Does the text show insight into the complexity of the human condition?
Extensively
Does the text broaden students’ experiences and understanding?
Extensively
To what degree is this text stylistically rich?
Moderately
Plot description:
Jacob is a little boy who likes to run and play like all kids his age and he enjoys spending time with friends and family. But Jacob is different and proud of it. He wants to dress up like a princess and wear a special dress that his Mom helps him to make. Jacob feels so comfortable and free when he can express himself, yet at school this poses a challenge when he is bullied by some of the boys, Christopher in particular. Christopher says boys don't wear dresses - he learned that from his father. Jacob is saddened but not deterred. With growing support from his parents, teacher, and friends, Jacob feels confident being himself.
Related Comments:
The story is accessible for all audiences and highlights challenges faced by gender non-conforming kids. Students like Jacob exist in many of our schools. The story encourages readers to develop an understanding of, and compassion for, those who present as different from their typical peers.
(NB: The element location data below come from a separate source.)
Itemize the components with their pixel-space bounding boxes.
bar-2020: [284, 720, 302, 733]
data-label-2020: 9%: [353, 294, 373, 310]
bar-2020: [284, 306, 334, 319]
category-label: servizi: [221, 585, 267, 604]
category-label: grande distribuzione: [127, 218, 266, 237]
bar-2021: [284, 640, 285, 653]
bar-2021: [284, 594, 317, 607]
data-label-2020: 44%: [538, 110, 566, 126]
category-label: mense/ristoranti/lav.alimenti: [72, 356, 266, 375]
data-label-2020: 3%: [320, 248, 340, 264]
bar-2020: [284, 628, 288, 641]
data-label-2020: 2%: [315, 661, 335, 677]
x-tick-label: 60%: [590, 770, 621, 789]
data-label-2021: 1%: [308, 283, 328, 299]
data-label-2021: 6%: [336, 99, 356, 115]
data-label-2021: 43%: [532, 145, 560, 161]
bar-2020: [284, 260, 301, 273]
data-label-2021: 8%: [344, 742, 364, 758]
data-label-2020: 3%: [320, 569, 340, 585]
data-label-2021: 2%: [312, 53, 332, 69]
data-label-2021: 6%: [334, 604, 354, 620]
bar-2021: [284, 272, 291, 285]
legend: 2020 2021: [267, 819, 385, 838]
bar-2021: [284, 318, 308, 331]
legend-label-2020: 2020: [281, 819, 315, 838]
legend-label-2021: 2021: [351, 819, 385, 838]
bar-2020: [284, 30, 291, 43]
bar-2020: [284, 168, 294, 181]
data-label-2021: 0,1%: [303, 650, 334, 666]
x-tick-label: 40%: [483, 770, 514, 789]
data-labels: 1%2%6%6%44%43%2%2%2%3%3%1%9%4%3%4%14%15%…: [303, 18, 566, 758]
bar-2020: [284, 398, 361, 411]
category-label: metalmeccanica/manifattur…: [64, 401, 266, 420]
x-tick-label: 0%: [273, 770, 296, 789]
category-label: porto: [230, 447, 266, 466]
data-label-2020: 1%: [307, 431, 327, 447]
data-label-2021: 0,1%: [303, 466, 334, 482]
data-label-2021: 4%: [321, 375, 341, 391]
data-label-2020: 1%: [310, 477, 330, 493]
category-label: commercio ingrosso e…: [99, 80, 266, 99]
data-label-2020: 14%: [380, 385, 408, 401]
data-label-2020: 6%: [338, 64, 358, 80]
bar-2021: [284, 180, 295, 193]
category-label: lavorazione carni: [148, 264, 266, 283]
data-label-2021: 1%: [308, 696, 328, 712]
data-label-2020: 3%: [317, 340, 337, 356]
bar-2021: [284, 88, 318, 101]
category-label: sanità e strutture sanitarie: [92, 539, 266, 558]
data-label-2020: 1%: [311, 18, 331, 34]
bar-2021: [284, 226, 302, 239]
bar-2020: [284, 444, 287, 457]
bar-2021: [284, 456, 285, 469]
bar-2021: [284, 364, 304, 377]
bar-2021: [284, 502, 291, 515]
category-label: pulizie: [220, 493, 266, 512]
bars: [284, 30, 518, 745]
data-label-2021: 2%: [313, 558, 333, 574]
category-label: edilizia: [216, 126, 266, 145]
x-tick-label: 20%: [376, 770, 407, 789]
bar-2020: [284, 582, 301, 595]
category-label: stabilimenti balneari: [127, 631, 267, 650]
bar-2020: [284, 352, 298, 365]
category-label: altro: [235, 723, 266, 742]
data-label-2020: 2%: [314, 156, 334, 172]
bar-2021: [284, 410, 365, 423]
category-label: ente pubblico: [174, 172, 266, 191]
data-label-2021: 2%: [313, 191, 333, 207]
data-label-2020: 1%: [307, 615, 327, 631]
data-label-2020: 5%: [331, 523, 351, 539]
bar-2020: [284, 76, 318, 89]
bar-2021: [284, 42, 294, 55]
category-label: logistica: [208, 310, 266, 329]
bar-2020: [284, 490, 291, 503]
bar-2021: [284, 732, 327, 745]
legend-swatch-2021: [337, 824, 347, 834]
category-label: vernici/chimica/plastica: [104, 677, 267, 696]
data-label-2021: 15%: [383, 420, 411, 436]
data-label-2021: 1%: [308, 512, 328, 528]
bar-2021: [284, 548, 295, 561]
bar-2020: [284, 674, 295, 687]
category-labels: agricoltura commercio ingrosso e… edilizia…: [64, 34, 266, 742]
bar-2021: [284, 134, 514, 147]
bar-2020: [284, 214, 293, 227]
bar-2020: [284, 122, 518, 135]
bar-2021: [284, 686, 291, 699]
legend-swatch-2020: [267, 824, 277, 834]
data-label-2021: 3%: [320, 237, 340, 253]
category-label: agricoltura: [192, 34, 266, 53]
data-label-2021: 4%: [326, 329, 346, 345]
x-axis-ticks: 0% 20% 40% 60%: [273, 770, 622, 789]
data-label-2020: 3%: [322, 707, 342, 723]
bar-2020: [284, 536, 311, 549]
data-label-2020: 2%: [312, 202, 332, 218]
Jacob's perspective is clearly conveyed. The emotions of all characters just skim the surface, yet are powerfully conveyed with imagery. The text is detailed, expressive, and purposefully written for a younger audience. The story will be a great springboard for class discussion about gender non-conformity and the importance of acceptance and allowing others to celebrate their uniqueness.
Genre:
Contemporary
Literary Highlights:
Well-developed themes
Point of view
Type:
picture book
Visual Highlights:
picture book

ADDITIONAL COMMENTS

Readability:
At intended grade level(s)
Comments:
The inspiration for Jacob's New Dress came from the authors whose son, Sam, presented as what is called gender non-conforming. The book has had many positive reviews since publication in 2014. The book has faced some controversy, however, and was banned from schools in North Carolina. The book has useful, free lesson plans available online that were created by different school districts.

SUGGESTED CLASSROOM USAGE

Comments:
The resource is timely and important for exploring personal health and emotional well-being and it would complement a themed study of SOGI-inclusive education. It would be ideal for a classroom read-aloud though teachers need to be sensitive to the diversity of the audience and ensure that all students feel comfortable during a classroom discussion. Students can brainstorm various ways to express themselves, using art, drama, or writing, and consider the idea that we all have personal rights and freedoms. With guidance, students can consider scenarios of bullying and discuss ways to bring awareness to others so that interactions at school and at home can be supportive and free of ignorance.